The idea is to consider the filter generated by $\mathcal{C}$ and use (UT) to work with an ultrafilter containing $\mathcal{C}$ to reach a contradiction.
Indeed, consider the collection $$F=\{S\subseteq X:C_{1}\cap\ldots\cap C_{n}\subseteq S\:\mbox{for some $n\in\mathbb{N}$ and some $C_{1},\ldots,C_{n}\in\mathcal{C}$}\}.$$ It is easy to verify that $F$ is a filter (indeed it is the smallest filter containing $\mathcal{C}$). By (UT) we have that $F$ is contained in some ultrafilter $F^{*}$. As $F^{*}$ is an ultrafilter, for every set $E\subseteq X$ we have that $E\in F^{*}$ or $X-E\in F^{*}$. This property will be key to reach a contradiction.
Consider the collection $\mathcal{B}^{c}\cap F^{*}$, where $\mathcal{B}^{c}=\{X-B:B\in\mathcal{B}\}$.
Note that the collection $\mathcal{B}^{c}\cap F^{*}$ cannot have empty intersection. Indeed, if it did there would be a family $\mathcal{A}$ of elements in $\mathcal{B}^{c}\cap F^{*}$ having both empty intersection and the f.i.p. (since $F^{*}$ has the f.i.p.). But then $\mathcal{A}^{c}$ would cover $X$ and it would have a finite subfamily covering $X$ (since $\mathcal{A}^{c}\subseteq\mathcal{B}$). The complement of this finite subfamily would have empty intersection. This is a contradiction of $\mathcal{A}$ having the f.i.p.

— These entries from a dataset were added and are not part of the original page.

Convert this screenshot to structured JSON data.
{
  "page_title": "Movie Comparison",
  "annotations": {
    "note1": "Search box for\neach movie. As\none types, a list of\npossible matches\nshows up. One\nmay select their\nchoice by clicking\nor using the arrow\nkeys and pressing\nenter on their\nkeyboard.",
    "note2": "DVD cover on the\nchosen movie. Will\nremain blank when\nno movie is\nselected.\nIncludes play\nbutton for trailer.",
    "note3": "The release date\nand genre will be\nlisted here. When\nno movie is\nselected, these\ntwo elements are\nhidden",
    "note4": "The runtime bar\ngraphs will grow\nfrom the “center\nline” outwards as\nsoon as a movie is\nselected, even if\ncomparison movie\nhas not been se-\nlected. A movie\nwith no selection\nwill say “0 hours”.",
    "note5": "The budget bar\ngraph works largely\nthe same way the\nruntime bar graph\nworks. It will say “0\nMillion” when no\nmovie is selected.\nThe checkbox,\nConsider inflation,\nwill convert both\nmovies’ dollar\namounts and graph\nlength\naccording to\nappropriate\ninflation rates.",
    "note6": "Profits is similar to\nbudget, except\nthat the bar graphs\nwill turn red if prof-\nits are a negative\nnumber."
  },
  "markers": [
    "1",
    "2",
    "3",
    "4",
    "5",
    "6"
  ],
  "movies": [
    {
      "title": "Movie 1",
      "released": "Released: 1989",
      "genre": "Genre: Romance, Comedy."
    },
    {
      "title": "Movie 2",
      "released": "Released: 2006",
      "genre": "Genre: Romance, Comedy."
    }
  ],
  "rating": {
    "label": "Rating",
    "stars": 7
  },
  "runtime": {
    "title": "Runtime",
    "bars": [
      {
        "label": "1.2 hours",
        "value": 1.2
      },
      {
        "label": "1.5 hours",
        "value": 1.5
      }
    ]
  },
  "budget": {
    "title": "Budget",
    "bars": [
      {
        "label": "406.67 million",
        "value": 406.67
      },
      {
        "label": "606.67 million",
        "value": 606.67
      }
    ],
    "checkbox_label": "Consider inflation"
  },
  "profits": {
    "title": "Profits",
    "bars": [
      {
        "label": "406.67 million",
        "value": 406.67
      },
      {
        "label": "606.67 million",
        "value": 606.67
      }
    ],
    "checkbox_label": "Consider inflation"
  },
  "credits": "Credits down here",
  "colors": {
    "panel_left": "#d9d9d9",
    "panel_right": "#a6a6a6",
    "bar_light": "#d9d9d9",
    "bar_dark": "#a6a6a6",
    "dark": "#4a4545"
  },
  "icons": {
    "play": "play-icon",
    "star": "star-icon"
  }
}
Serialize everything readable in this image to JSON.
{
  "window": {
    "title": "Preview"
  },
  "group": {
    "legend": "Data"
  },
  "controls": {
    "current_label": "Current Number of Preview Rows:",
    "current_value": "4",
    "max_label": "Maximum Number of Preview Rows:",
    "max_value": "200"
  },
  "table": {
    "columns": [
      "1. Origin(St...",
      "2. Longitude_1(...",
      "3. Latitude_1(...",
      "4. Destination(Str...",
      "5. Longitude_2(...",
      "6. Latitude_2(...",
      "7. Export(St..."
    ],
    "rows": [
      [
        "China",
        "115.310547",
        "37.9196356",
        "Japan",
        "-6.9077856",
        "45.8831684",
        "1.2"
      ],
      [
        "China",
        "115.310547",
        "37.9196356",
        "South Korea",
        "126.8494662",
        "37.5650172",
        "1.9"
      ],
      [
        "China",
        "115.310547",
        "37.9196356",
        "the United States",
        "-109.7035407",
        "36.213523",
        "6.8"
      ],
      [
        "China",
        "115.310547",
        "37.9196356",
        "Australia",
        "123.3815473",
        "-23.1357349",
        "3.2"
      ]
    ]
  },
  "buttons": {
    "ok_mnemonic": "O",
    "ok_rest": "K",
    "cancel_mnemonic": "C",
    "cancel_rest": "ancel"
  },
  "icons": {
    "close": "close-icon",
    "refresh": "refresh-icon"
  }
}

Let $x\in\bigcap(\mathcal{B}^{c}\cap F^{*})$. Since $\mathcal{C}$ has empty intersection, the complement $\mathcal{C}^{c}=\{X-C:C\in\mathcal{C}\}$ is an open cover of $X$. Thus, since $\mathcal{B}$ is a subbasis for the topology of $X$ there is some open set $X-C\in\mathcal{C}^{c}$ and $B_{1},\ldots,B_{n}\in\mathcal{B}$ such that $x\in B_{1}\cap\ldots\cap B_{n}\subseteq X-C$.
Since $x\in S$ for all $S\in F^{*}$, it is clear that $X-B_{i}\not\in F^{*}$ for all $i=1,\ldots, n$. This implies that $B_{i}\in F^{*}$ for all $i=1,\ldots, n$ (the key property of ultrafilters put to good use), which in turn implies that $B_{1}\cap\ldots\cap B_{n}\in F^{*}$. Therefore, there are $C_{1},\ldots, C_{m}\in\mathcal{C}$ such that $C_{1}\cap\ldots\cap C_{m}\subseteq B_{1}\cap\ldots\cap B_{n}$.
Then the collection $\{C,C_{1},\ldots, C_{m}\}$ is a finite subcollection in $\mathcal{C}$ having empty intersection, which is a contradiction of $\mathcal{C}$ having the f.i.p.